Manafort doesn’t admit that tie but he does acknowledge he knew about the business dealings of Hunter Biden and Hunter Biden’s firm in Ukraine and found them “untoward.” Was he the one who pointed Rudy and Trump in the direction of Ukraine to try to take out Joe Biden? Who knows? But let’s say, “Yes.”
That would make him key to a plot that helped destroy our current president’s image and reelect Donald Trump. And even if Manafort didn’t directly initiate that effort, we know he was intimately involved in the smearing of Biden using conspiracy theories about Ukraine gleaned from Russian sources.
That’s not the only critical revelation about Manafort that the public is missing. In episode two, Marcy explains how he came up with the plot to discredit the entire investigation into Trump’s ties to Russia by focusing on the Steele Dossier, a strategy that effectively worked. It’s a strategy that helped give us another Trump stab at authoritarianism and soon it will likely give Putin much of Ukraine.
A shark-eyed view of the world
Watching Manafort talk to Tucker in October, the confidence and coolness is astounding. And his assessment of the upcoming election is steely-eyed and, unfortunately, spot on:
TUCKER: Who's going to win this race?
MANAFORT: Donald Trump.
TUCKER: You sound pretty authoritative on that.
MANAFORT: I think it's his to lose at this point in time. Yes.

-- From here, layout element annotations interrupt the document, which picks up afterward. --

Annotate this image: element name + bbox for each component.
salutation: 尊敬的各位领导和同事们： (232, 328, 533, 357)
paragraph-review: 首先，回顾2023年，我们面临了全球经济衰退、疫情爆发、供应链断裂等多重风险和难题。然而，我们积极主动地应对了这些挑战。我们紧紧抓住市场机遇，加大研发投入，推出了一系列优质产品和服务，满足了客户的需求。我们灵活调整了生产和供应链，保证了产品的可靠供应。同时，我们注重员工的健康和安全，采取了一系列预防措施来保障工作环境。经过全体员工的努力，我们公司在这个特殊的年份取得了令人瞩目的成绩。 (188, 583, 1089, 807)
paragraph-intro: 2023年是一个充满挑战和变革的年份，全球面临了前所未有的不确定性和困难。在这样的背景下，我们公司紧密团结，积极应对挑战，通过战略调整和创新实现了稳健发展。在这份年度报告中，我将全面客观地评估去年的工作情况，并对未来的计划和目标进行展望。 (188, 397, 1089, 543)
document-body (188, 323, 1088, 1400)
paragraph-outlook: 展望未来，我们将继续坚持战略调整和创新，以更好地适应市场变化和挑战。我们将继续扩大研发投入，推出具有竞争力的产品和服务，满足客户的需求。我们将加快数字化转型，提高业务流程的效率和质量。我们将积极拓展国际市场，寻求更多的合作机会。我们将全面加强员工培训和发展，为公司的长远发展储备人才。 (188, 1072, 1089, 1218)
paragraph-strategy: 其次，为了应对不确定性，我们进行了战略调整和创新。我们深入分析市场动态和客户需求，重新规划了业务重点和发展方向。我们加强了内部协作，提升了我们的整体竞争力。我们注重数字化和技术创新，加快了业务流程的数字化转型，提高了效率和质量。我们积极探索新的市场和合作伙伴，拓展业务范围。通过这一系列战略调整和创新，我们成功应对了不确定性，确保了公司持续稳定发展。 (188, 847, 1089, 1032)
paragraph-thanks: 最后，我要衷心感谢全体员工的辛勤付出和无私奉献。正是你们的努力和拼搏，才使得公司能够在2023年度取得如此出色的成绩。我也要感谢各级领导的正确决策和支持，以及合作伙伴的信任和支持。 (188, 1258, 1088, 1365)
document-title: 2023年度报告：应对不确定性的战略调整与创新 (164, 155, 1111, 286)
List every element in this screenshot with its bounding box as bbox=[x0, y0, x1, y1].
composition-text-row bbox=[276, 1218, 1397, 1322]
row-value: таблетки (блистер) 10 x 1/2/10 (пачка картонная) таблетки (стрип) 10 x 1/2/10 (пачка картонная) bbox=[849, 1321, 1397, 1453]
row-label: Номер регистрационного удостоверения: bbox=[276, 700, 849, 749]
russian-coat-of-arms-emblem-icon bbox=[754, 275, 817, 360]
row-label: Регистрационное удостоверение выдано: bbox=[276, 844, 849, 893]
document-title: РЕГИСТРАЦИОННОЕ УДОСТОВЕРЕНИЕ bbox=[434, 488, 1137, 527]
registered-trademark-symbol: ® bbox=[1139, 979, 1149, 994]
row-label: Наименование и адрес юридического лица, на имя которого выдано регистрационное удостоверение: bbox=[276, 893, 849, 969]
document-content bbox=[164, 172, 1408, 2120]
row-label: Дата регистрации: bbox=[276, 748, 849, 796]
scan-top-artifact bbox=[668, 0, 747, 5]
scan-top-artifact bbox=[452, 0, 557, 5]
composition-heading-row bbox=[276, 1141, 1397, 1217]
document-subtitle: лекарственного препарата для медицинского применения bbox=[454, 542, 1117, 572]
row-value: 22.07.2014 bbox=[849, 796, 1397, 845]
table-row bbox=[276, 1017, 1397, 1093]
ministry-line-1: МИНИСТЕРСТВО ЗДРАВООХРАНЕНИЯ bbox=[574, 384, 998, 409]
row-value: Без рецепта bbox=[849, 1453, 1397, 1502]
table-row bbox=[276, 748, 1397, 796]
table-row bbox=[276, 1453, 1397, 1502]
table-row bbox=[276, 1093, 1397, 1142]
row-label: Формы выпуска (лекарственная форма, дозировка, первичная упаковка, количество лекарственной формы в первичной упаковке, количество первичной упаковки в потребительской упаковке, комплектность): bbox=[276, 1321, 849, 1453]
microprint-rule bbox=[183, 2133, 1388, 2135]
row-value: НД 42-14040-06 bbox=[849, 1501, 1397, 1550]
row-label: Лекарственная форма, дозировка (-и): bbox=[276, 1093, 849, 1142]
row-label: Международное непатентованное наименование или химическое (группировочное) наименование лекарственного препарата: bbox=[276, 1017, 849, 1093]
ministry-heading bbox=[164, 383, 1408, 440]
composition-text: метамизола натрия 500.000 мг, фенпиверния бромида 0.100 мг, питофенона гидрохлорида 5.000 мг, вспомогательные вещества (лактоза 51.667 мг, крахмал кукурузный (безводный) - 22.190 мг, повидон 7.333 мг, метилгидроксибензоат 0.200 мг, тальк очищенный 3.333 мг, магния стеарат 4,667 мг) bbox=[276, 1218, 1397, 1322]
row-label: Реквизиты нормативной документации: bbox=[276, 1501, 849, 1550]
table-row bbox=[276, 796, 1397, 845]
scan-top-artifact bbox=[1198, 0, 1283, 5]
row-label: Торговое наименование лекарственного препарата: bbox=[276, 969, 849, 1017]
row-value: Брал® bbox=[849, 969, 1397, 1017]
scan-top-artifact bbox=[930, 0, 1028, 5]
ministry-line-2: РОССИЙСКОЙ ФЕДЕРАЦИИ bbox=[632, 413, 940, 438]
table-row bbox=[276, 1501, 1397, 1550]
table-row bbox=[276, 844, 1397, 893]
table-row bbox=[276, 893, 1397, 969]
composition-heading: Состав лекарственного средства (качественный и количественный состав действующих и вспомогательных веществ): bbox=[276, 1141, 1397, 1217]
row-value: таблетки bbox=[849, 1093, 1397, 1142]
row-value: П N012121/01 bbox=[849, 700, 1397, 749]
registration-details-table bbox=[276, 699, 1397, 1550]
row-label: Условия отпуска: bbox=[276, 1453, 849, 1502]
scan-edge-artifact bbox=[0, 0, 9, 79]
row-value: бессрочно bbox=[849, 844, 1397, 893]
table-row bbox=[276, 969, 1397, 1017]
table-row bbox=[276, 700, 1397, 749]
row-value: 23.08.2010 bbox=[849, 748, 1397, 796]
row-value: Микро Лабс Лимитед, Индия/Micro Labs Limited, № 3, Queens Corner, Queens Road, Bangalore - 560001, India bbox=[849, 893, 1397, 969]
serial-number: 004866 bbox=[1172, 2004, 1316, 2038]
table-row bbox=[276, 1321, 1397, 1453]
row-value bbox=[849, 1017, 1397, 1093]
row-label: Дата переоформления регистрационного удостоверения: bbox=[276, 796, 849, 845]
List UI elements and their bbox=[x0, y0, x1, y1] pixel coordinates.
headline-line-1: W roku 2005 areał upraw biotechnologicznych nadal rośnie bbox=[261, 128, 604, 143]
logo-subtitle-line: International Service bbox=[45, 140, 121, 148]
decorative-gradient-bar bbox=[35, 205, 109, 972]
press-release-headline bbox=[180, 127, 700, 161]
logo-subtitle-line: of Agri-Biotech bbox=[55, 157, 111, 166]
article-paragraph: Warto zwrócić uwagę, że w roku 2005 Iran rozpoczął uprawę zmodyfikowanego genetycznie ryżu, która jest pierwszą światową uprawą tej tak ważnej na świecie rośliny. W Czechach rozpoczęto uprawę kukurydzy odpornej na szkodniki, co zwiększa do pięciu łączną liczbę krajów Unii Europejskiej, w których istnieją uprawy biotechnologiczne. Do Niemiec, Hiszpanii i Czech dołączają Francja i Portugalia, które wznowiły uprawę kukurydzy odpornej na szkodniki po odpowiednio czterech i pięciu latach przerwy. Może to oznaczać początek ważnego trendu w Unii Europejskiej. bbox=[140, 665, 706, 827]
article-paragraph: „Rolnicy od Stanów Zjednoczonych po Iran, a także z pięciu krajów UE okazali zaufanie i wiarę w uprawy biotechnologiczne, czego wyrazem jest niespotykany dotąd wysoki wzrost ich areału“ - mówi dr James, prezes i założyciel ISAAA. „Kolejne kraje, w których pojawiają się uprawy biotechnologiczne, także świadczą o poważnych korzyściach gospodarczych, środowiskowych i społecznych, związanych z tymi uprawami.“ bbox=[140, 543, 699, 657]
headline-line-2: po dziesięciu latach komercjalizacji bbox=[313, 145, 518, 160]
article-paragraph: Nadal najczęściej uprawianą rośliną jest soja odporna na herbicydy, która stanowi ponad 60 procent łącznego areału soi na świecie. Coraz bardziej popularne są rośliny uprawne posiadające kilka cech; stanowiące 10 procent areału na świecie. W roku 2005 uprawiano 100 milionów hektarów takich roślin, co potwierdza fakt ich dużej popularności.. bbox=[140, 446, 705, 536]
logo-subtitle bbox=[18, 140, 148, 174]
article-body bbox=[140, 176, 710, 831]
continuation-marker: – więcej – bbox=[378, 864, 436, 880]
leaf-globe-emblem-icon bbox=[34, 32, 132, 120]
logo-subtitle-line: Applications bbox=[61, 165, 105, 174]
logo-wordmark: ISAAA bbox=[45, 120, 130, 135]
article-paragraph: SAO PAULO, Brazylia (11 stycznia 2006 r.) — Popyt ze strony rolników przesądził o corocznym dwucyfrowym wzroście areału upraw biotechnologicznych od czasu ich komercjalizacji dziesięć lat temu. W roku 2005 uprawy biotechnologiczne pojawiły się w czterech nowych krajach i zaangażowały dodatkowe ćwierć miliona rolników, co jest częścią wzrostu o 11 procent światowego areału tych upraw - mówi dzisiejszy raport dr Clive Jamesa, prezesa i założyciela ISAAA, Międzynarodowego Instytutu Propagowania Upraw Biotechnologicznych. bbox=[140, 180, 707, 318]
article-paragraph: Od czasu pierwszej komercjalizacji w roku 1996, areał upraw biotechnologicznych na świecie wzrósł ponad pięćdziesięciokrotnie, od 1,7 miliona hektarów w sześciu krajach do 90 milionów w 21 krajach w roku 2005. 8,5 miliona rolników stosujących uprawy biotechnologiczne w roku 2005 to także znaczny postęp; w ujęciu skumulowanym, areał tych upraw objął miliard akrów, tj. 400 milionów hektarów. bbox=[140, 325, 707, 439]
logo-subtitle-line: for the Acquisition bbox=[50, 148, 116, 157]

Well, you look at the composition of the undecided voter. And in the seven battleground states, the undecided voter overwhelmingly thinks the country has been going in the wrong direction. They feel like they have nothing benefited in the last four years. They remember because Trump was president just four years ago, what it was like when he was president pre Covid. And so they can compare his record versus Biden/Harris record. And you look at the undecided issue agenda. It's the Trump issue agenda. The number one issue is the economy, inflation. Number two is the border and illegal immigration and crime. Third issue is safety in the world. And somewhere there's abortion. Somewhere is fear for democracy. But when you look at how the voters feel on the issue of democracy, it splits 50/50. I mean, if the country is fearful because of what Biden has been doing and the other half is fearful because of what Biden says Trump will do, except Trump has been president. So you can't say Trump will do something beyond what he did as president before. So the issue doesn't cut with the remaining underside. It's what cuts is the economy, the border, the wars in Ukraine and in the gulf. And there he has a ten to twelve point lead on those major issues over Harris among the undecideds.
So it's kind of that simple. I mean, so their issues, Harris's issues are Trump's personality, abortion in January 6. Trump's issues are the economy, the border, crime and the threat of nuclear war. It seems like he's got a much stronger hand than she does. Yeah. I mean, if she had run a different campaign, it might have been more difficult for Trump, but she basically gave Trump his issues to be the deciding issues in the campaign.
Watching this in mid-November, I had the feeling that I was watching the man who helped Trump win in 2016… and 2024. I was also struck with the feeling that one of the big reasons Trump may not have won in 2020 is because he didn’t have Manafort at his side.
What Manafort understands about politics, what he helps encourage in Trump, is the shark’s urge to keep moving, to never accept defeat, and to always hunt for blood because another feeding is bound to arrive.
The sharks won, for now. And both Putin and Trump appear ready to feast on Ukraine.